ZSM-5 では粒子径が 20μm と大きい場合はトリオキサンの選択性が極めて低く,ギ酸,ギ酸メチルが多量に副生し,粒子径の減少とともに選択性が向上した。
各種ゼオライトの選択性を比較すると 12 員環細孔を有するモルデナイト,ゼオライトβが高選択性を示すのに対して 10 員環細孔を有する ZSM-5,ZSM-35 はギ酸,ギ酸メチルの副生が多く低選択性であった。

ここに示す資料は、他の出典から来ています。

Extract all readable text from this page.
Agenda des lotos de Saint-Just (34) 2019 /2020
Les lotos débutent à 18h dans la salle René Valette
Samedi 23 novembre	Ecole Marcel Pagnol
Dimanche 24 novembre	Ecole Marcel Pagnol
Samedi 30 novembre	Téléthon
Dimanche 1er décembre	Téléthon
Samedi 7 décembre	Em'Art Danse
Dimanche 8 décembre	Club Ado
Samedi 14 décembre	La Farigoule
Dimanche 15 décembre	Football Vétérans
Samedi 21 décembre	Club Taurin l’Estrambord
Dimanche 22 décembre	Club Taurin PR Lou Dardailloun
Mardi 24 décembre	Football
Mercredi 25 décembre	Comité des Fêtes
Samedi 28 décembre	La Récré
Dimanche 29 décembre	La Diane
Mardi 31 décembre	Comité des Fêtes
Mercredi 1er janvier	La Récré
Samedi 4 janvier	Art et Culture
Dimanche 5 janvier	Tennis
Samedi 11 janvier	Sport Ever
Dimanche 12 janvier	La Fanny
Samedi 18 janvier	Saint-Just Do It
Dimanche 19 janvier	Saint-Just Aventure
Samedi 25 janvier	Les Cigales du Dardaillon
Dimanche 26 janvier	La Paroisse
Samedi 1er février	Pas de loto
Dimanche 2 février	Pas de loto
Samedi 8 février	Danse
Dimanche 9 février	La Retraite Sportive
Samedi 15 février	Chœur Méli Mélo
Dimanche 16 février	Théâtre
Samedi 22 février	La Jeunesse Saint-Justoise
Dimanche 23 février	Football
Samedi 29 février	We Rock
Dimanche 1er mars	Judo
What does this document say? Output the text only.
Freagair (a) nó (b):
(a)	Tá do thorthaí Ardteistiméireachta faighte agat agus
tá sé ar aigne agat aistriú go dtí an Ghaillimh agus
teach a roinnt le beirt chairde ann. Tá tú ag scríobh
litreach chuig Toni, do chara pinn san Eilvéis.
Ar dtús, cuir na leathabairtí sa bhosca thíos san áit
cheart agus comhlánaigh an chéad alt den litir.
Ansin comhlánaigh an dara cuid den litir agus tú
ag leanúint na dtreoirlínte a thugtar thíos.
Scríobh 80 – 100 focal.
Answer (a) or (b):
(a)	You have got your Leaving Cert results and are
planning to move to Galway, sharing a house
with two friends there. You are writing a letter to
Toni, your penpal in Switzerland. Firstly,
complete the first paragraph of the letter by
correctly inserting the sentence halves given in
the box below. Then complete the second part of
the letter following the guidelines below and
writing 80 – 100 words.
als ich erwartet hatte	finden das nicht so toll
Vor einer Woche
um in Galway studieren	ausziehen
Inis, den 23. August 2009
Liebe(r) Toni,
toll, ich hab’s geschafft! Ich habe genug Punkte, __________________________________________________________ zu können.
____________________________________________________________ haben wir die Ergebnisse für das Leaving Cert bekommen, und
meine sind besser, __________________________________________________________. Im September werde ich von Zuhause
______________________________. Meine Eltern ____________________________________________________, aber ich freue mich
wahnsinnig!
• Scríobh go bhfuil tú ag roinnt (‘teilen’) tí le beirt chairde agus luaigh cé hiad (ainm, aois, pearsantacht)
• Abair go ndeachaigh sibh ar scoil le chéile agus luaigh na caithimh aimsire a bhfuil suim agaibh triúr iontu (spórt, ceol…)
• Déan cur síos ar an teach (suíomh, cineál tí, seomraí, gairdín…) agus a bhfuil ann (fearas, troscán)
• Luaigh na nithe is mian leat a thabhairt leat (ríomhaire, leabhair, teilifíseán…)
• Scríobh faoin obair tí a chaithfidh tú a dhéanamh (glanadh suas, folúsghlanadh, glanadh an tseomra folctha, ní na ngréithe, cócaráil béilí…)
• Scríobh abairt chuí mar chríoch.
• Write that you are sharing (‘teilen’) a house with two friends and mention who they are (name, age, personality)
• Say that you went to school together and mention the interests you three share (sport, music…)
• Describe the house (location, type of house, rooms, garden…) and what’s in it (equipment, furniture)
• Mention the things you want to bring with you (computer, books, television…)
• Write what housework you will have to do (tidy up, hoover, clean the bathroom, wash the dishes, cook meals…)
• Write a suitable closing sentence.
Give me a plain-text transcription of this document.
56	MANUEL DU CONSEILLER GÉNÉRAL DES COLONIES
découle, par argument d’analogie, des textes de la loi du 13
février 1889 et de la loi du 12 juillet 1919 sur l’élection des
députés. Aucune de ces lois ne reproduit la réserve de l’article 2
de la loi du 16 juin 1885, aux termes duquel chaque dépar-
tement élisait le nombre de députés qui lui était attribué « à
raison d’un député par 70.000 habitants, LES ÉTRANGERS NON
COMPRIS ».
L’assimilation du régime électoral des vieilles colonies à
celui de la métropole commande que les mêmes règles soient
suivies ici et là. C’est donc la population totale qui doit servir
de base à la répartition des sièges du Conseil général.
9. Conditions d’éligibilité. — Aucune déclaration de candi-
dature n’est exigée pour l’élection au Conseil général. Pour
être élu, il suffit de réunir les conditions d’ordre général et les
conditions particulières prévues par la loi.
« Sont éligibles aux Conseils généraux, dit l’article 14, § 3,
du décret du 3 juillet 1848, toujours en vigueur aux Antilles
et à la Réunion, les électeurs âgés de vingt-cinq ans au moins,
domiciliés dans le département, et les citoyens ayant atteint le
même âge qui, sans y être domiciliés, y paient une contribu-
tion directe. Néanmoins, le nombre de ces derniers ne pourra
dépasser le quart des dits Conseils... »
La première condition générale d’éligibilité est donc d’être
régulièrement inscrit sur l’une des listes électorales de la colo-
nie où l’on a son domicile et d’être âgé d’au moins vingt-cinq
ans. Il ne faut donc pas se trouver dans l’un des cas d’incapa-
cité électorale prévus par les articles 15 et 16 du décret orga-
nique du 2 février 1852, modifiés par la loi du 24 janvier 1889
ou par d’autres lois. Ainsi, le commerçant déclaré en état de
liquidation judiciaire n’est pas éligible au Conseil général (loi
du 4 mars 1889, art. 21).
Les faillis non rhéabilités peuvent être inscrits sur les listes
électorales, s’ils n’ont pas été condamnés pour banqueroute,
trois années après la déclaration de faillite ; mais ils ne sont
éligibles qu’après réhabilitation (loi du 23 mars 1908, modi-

ZSM-5 の有機塩基による被毒実験から,本反応に対する活性点は細孔内に存在する酸点であり,細孔外酸点は不活性である事がわかった。 ZSM-5 における粒子径による選択性の差やゼオライトの種類による選択性の差はゼオライトの形状選択性の結果であり,分子径の大きいトリオキサンの拡散には 10 員環細孔を有する ZSM-5 では微粒子が,また,ゼオライト種としては 12 員環細孔を有するゼオライトが有利であることがわかった。
ゼオライトβとイオソ交換樹脂の 500 時間の触媒寿命試験の結果,ゼオライトβはイオン交換樹脂に比べて熱安定性に優れ,長寿命であることがわかった。